Дом Катю встретил одиноким поскрипыванием распахнутых створок окон, она выругалась через плотно стиснутые зубы. Запах в избе стоял тяжелый, все это заметили, но промораживать его столько времени? Нужно было распахнуть окна на полчаса-час, ее же не было дольше.
Заходя в комнату, Катерина убедилась: ничем не пахло. И ничего не грело. Прислонила прохладные пальцы к боку печи и огорченно застонала, отдергивая. Нужно снова топить.
Работа пошла ловко, чирикнула зажигалка, и к поленьям отправился горящий комок газеты. Она шла вымыть руки, когда доска под половиком у стола протяжно скрипнула. Пусто и как-то гулко. Смоль замерла, сделала шаг назад, а затем снова на широкий бордовый половик. Скрип повторился, заставив ее наклониться и отодвинуть ковер в сторону. Под ним оказалась дверца с западающей внутрь железной ручкой и тонким, почти неощутимым стальным засовом. Катя быстро догадалась – погреб.
Люк был тяжелым и массивным, пришлось ухватиться обеими руками и потянуть, зло ворча на женский недостаток мощи. Тот неохотно поддался и открыл темный проход, ведущий узкой деревянной лестницей вниз, в темноту. Ладони трусливо вспотели. Нагнал непрожитый детский страх темных незнакомых пространств.
И внутренний голос так искренне убеждал в опасности, так ярко рисовало ее воображение. Вот Смоль начнет спускаться по ступеням, и там раздастся шорох, а за ним смех. Низкий, истеричный, нечеловеческий. Она не замешкается, сорвется с места и побежит наверх, но руки кошмарного существа уже вцепятся в лодыжки и резко дернут. Это нечто без лица, тела, обосновавшееся в воображении, затянет ее вглубь подвала. Крышка громко захлопнется.

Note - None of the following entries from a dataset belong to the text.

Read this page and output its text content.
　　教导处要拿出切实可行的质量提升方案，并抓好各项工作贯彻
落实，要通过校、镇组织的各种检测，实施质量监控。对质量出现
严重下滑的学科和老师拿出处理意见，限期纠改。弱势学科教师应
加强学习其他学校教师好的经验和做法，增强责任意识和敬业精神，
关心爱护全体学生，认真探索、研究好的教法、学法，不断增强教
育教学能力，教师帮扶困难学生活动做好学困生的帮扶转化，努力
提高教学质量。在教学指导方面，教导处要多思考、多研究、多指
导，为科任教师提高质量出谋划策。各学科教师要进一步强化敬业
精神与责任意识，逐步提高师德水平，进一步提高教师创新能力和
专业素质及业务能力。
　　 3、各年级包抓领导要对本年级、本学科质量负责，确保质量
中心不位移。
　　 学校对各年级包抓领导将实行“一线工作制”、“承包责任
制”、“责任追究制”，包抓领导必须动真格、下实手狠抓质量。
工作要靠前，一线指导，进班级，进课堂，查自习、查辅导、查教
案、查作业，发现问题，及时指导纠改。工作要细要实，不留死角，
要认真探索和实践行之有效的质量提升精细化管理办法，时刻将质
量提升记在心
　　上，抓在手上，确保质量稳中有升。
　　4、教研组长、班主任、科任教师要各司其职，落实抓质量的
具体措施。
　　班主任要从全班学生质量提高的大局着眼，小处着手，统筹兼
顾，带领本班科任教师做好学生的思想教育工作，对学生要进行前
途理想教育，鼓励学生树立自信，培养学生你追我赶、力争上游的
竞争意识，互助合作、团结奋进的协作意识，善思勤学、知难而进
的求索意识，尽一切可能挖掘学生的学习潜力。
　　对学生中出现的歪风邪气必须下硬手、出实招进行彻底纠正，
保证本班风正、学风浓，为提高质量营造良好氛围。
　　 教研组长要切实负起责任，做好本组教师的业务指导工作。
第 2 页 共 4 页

Поддаваясь этому порыву, Смоль шепотом ругнулась, задом попятилась от люка, находя на узкой полке над столом старую керосиновую лампу. Внутри еще бултыхалась жидкость. С четвертой попытки она ее зажгла и вернулась к зияющей темноте. Присела на корточки, опираясь ладонью о пол, заглянула внутрь. Сердце трусливо поджималось к ребрам, готовое ухнуть в желудок при любом шуме. Из темноты проступили высокие стеллажи с банками, на каждую была приклеена неровная бумажка с подписью – широким, сложно разборчивым почерком. Катя решилась и принялась спускаться. Неспешно, прислушиваясь к скрипам и шорохам. И когда на голову, громко мурлыкнув, соскочил кот, честное слово, она почти потеряла сознание. Вскрикнув, разжала руки и приземлилась на задницу, отбив копчик о твердый земляной пол. Животное бессовестно мяукнуло и, виляя пушистыми окороками, с задранным гордо хвостом двинулось вдоль стеллажей. Несмотря на пережитое, вдвоем стало не так страшно, Катя поднялась.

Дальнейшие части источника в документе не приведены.